# Perceptrons

Perceptrons are the fundamental building block of neural networks. They were introduced by Rosenblatt in 1960, <a href="https://ieeexplore.ieee.org/abstract/document/4066017">https://ieeexplore.ieee.org/abstract/document/4066017</a>.

The material in this notebook comes from the text <a href="https://link.springer.com/content/pdf/10.1007/978-3-319-94463-0.pdf">Neural Networks and Deep Learning</a> by Charu C. Aggarawal.

## What You'll Accomplish

In this notebook you'll:
<ul>
    <li>Gain familiarity with the inspiration for neural networks,</li>
    <li>See the formulation of the perceptron model,</li>
    <li>Familiarize yourself with the jargon of neural nets,</li>
    <li>Investigate how perceptrons are trained, and</li>
    <li>Learn the linear limitations of perceptrons.</li>
</ul>


In [None]:
## We'll import these, but I don't know how much 
## we'll use them

## For data handling
import pandas as pd
import numpy as np

## For plotting
import matplotlib.pyplot as plt
import seaborn as sns

## This sets the plot style
## to have a grid on a white background
sns.set_style("whitegrid")

## What is an Artificial Neural Network

Neural Networks is a technique that that loosely tries to mimic the network of neurons that make up brains. The idea being that we're trying to create learning algorithms that copy in some sense how humans learn (although I think this explanation is starting to fall out of vogue, <a href="https://www.hilarispublisher.com/open-access/are-neural-networks-imitations-of-mind-jcsb-1000179.pdf">https://www.hilarispublisher.com/open-access/are-neural-networks-imitations-of-mind-jcsb-1000179.pdf</a>).
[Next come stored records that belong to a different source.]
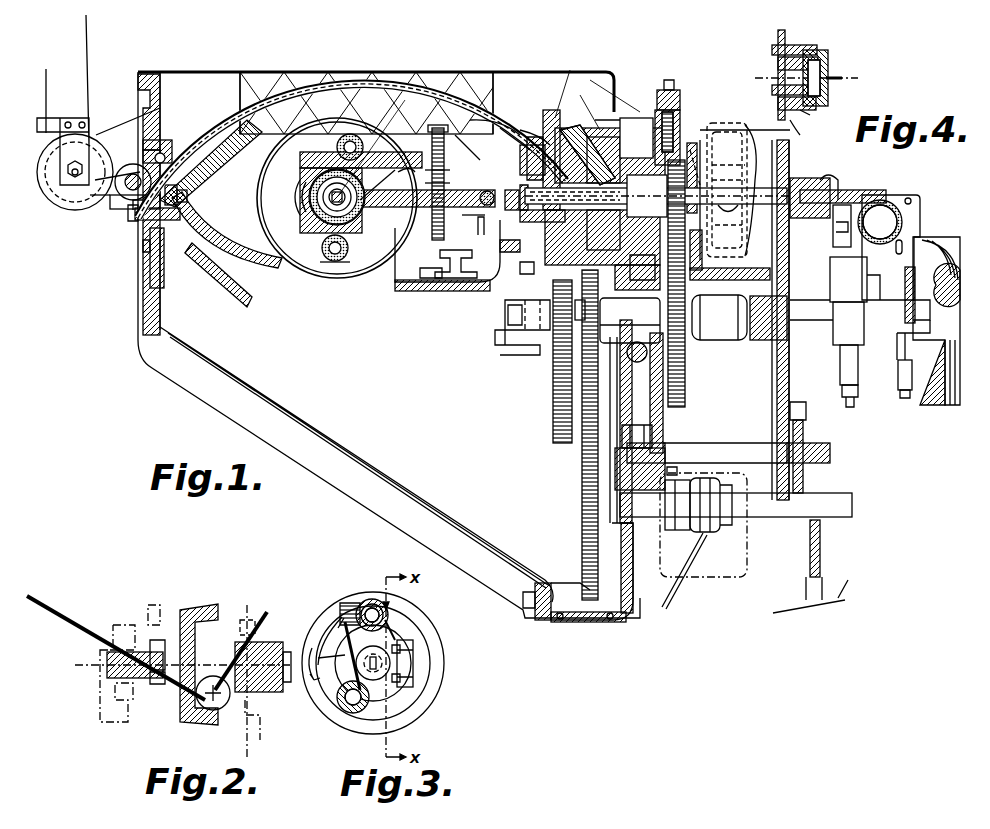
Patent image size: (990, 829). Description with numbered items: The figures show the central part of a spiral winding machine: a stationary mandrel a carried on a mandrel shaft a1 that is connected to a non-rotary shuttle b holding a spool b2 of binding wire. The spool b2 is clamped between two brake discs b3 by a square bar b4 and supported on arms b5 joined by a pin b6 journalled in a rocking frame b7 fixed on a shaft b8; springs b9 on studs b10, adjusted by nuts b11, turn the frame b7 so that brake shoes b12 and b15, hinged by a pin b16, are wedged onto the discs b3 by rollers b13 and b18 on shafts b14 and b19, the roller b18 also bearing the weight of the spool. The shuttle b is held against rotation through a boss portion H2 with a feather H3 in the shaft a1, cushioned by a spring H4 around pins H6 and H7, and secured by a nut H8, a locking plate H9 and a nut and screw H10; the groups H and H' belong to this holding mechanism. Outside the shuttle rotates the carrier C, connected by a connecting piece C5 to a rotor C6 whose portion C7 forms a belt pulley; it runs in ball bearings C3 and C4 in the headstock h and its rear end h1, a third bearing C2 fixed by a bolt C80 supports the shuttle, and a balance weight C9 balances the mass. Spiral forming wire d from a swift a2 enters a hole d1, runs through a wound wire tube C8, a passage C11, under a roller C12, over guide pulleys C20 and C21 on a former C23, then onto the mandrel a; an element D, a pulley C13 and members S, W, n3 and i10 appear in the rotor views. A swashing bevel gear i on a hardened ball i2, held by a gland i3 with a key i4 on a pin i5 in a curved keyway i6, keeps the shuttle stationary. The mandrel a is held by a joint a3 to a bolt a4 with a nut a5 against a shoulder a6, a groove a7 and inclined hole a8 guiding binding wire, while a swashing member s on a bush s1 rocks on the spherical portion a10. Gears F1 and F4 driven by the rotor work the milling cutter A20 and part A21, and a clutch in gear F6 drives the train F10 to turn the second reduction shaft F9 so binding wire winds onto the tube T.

In FIG. 1, the mandrel a is at (880, 172).
In FIG. 4, the mandrel a is at (843, 77).
In FIG. 3, the mandrel a is at (380, 660).
In FIG. 1, the mandrel shaft a1 is at (728, 173).
In FIG. 4, the mandrel shaft a1 is at (790, 50).
In FIG. 1, the swift a2 is at (728, 234).
In FIG. 1, the joint a3 is at (728, 205).
In FIG. 1, the bolt a4 is at (728, 154).
In FIG. 1, the nut a5 is at (514, 192).
In FIG. 1, the shoulder a6 is at (818, 220).
In FIG. 1, the groove a7 is at (688, 140).
In FIG. 1, the inclined hole a8 is at (468, 213).
In FIG. 4, the spherical portion a10 is at (826, 70).
In FIG. 1, the milling cutter A20 is at (838, 240).
In FIG. 1, the pipe A21 is at (812, 350).
In FIG. 1, the shuttle b is at (412, 292).
In FIG. 1, the spool b2 is at (372, 140).
In FIG. 1, the brake discs b3 is at (308, 205).
In FIG. 1, the square bar b4 is at (400, 207).
In FIG. 1, the arms b5 is at (322, 193).
In FIG. 1, the pin b6 is at (488, 190).
In FIG. 1, the rocking frame b7 is at (470, 285).
In FIG. 1, the shaft b8 is at (456, 264).
In FIG. 1, the springs b9 is at (447, 181).
In FIG. 1, the studs b10 is at (446, 170).
In FIG. 1, the nuts b11 is at (445, 146).
In FIG. 1, the brake shoe b12 is at (320, 155).
In FIG. 1, the ball bearing roller b13 is at (380, 150).
In FIG. 1, the shaft b14 is at (356, 138).
In FIG. 1, the brake shoe b15 is at (300, 212).
In FIG. 1, the pin b16 is at (409, 161).
In FIG. 1, the ball bearing roller b18 is at (330, 260).
In FIG. 1, the shaft b19 is at (338, 262).
In FIG. 1, the carrier C is at (238, 268).
In FIG. 1, the ball bearing C2 is at (190, 190).
In FIG. 1, the ball bearing C3 is at (172, 146).
In FIG. 1, the ball bearing C4 is at (530, 136).
In FIG. 1, the connecting piece C5 is at (586, 126).
In FIG. 1, the rotor C6 is at (730, 197).
In FIG. 2, the rotor C6 is at (172, 625).
In FIG. 3, the rotor C6 is at (352, 728).
In FIG. 1, the driving belt pulley portion C7 is at (740, 128).
In FIG. 1, the tube C8 is at (448, 82).
In FIG. 1, the balance weight C9 is at (235, 300).
In FIG. 1, the passage C11 is at (598, 136).
In FIG. 2, the passage C11 is at (248, 620).
In FIG. 3, the passage C11 is at (390, 628).
In FIG. 1, the roller C12 is at (739, 317).
In FIG. 2, the roller C12 is at (262, 700).
In FIG. 3, the roller C13 is at (368, 598).
In FIG. 3, the guide pulley C20 is at (343, 703).
In FIG. 3, the guide pulley C21 is at (385, 610).
In FIG. 4, the former C23 is at (800, 135).
In FIG. 3, the former C23 is at (414, 670).
In FIG. 1, the bolt C80 is at (200, 204).
In FIG. 1, the spiral forming wire d is at (110, 205).
In FIG. 2, the spiral forming wire d is at (30, 593).
In FIG. 3, the spiral forming wire d is at (340, 640).
In FIG. 1, the hole d1 is at (133, 164).
In FIG. 1, the lever D is at (122, 210).
In FIG. 1, the gear F1 is at (705, 140).
In FIG. 1, the gear F4 is at (686, 375).
In FIG. 1, the gear F6 is at (637, 362).
In FIG. 1, the second reduction shaft F9 is at (778, 520).
In FIG. 1, the train of wheels F10 is at (582, 450).
In FIG. 1, the headstock h is at (680, 414).
In FIG. 1, the rear end of headstock h1 is at (164, 282).
In FIG. 1, the lever H is at (484, 226).
In FIG. 1, the lever arm H' is at (509, 131).
In FIG. 1, the boss portion H2 is at (506, 250).
In FIG. 1, the feather H3 is at (577, 102).
In FIG. 1, the cushion spring H4 is at (525, 274).
In FIG. 1, the pin H6 is at (519, 327).
In FIG. 1, the pin H7 is at (527, 315).
In FIG. 1, the nut H8 is at (509, 204).
In FIG. 1, the locking plate H9 is at (492, 119).
In FIG. 1, the nut and screw H10 is at (465, 139).
In FIG. 1, the swashing bevel gear i is at (596, 93).
In FIG. 1, the hardened ball i2 is at (636, 138).
In FIG. 1, the gland member i3 is at (617, 113).
In FIG. 1, the key i4 is at (630, 320).
In FIG. 1, the pin i5 is at (570, 361).
In FIG. 1, the curved keyway i6 is at (642, 269).
In FIG. 1, the pin i10 is at (584, 308).
In FIG. 1, the wheel n3 is at (75, 210).
In FIG. 4, the swashing member s is at (828, 100).
In FIG. 4, the inclined faced bush s1 is at (810, 113).
In FIG. 1, the shaft S is at (836, 186).
In FIG. 1, the tube T is at (912, 195).
In FIG. 3, the pointer W is at (390, 603).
The building blocks of the vast complex network of the brain is a single neuron, while the building blocks of an artificial neural network is a <i>perceptron</i>.

We start at the beginning with this simple building block and then expand into slightly more complex neural networks in Notebook 2.

## The Perceptron

We'll learn in the setting of a supervised learning problem, but be aware that neural nets can be applied in both unsupervised learning and supervised learning. In particular we'll focus on classification. While we've been using $0$ and $1$ for our binary classification, today we'll keep things spicy by using $-1$ and $1$ instead.

Suppose we have $n$ observations of $m$ features stored in $m$ $n$ by $1$ column vectors, $X_1, X_2, \dots, X_m$, and as we've done throughout the course let $X = \left(X_1 | X_2 | \dots |X_m\right)$, and we want to predict some target $y$. 

Let $\sigma$ be some nonlinear function from $\mathbb{R} \rightarrow \mathbb{R}$. For classification we take $\sigma = \text{sgn}$, the sign function, i.e. $\sigma(x) = 1$ if $x>0$ and $\sigma(x) = -1$ if $x<0$. In the language of neural networks we call $\sigma$ an activation function.

Recall in supervised learning we try and fit a model to approximate:
$$
y = f(X) + \epsilon.
$$

Perceptrons do this like so:
$$
\hat{y} = \sigma(w_1 X_1 + w_2  X_2 + \dots + w_m X_m) = \sigma(Xw),
$$
where in a potential abuse of notation I take $\sigma(Xw)$ to mean $\sigma$ applied to each of the $n$ entries of $Xw$, and $w=\left(w_1, w_2, \dots, w_m\right)^T$.

If I let $x=\left(x_1,x_2,\dots,x_m\right)$ denote a single observation then I can picture this like so.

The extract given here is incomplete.